Lawmakers Propose Adding Coast Guard Bases to CFIUS Oversight
House Select Committee on China Chairman Rep. John Moolenaar, R-Mich., and Rep. Greg Murphy, R-N.C., urged the Treasury Department this week to expand the jurisdiction of the Committee on Foreign Investment in the U.S. to include land purchases near Coast Guard facilities, Energy Department national laboratories, maritime ports and critical energy and telecommunications infrastructure.
“Allowing our adversaries to have potential access to these sites poses risks to both our economic and national security, especially as we see companies with ties to hostile nations continue to increase their investments in the U.S.,” the lawmakers wrote in a letter to Treasury Secretary Janet Yellen.

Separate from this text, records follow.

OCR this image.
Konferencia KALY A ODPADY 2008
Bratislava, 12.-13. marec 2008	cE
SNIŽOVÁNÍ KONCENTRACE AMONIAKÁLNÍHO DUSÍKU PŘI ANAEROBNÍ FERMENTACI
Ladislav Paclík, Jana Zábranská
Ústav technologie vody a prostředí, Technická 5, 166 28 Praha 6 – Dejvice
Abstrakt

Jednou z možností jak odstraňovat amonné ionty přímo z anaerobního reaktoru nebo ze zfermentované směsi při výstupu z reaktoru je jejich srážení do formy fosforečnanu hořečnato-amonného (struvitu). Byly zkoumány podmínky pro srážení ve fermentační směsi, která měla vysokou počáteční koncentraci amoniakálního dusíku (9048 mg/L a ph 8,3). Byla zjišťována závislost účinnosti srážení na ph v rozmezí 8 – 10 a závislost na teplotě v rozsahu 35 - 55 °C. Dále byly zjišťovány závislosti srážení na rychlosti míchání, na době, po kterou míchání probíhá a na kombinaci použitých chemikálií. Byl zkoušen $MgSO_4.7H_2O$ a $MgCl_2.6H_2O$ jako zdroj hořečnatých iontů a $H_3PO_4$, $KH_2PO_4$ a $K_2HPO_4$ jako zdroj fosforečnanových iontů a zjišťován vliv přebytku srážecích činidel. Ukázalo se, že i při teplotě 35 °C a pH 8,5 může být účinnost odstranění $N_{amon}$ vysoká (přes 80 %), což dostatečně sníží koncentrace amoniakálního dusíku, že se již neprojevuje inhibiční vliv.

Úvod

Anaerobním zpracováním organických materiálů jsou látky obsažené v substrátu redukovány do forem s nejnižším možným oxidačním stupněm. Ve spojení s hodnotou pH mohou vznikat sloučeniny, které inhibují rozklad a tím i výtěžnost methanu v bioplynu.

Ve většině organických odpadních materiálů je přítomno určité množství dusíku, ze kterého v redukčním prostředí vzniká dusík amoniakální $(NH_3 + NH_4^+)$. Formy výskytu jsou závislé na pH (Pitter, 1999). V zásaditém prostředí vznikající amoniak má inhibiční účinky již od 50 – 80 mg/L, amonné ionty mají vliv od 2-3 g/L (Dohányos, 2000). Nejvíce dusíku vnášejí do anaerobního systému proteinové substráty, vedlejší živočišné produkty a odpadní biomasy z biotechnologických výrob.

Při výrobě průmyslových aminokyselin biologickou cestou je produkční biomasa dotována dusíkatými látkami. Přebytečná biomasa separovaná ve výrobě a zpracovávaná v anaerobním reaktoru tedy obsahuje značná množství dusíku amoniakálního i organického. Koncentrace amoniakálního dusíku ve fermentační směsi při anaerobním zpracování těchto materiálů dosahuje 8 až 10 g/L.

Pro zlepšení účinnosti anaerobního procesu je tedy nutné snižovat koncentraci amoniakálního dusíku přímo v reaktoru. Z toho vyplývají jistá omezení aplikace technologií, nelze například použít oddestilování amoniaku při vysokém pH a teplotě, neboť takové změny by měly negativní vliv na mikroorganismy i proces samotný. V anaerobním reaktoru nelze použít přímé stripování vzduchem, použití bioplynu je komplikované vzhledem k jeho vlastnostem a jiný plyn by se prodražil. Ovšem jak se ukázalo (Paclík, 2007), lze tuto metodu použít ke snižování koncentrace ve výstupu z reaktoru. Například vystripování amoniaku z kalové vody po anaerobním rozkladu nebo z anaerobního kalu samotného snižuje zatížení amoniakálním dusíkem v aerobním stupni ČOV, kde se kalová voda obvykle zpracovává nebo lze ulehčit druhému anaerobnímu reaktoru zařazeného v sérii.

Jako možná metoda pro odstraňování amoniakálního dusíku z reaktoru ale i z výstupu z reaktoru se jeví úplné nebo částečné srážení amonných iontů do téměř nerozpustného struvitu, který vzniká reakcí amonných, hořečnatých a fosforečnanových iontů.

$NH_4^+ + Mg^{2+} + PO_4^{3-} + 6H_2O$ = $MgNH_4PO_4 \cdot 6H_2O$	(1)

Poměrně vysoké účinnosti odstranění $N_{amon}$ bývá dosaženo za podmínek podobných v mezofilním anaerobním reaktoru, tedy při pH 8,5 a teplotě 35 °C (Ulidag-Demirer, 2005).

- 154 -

Moolenaar and Murphy also called for allowing CFIUS to retroactively review land purchases when a location is designated as a sensitive site. “Lack of such an authority only encourages our adversaries to escalate their purchases of land near national security sites, knowing such transactions will be exempt from any future regulations,” the lawmakers wrote.
While Moolenaar and Murphy welcomed Treasury’s proposed rule that would add 59 military bases across 30 states to CFIUS’s jurisdiction (see 2407090003), they argued it should go further by including the additional sites they propose, as well as the retroactive review authority. “These loopholes must be closed, and closed quickly,” the lawmakers wrote.
Treasury didn’t respond to a request for comment.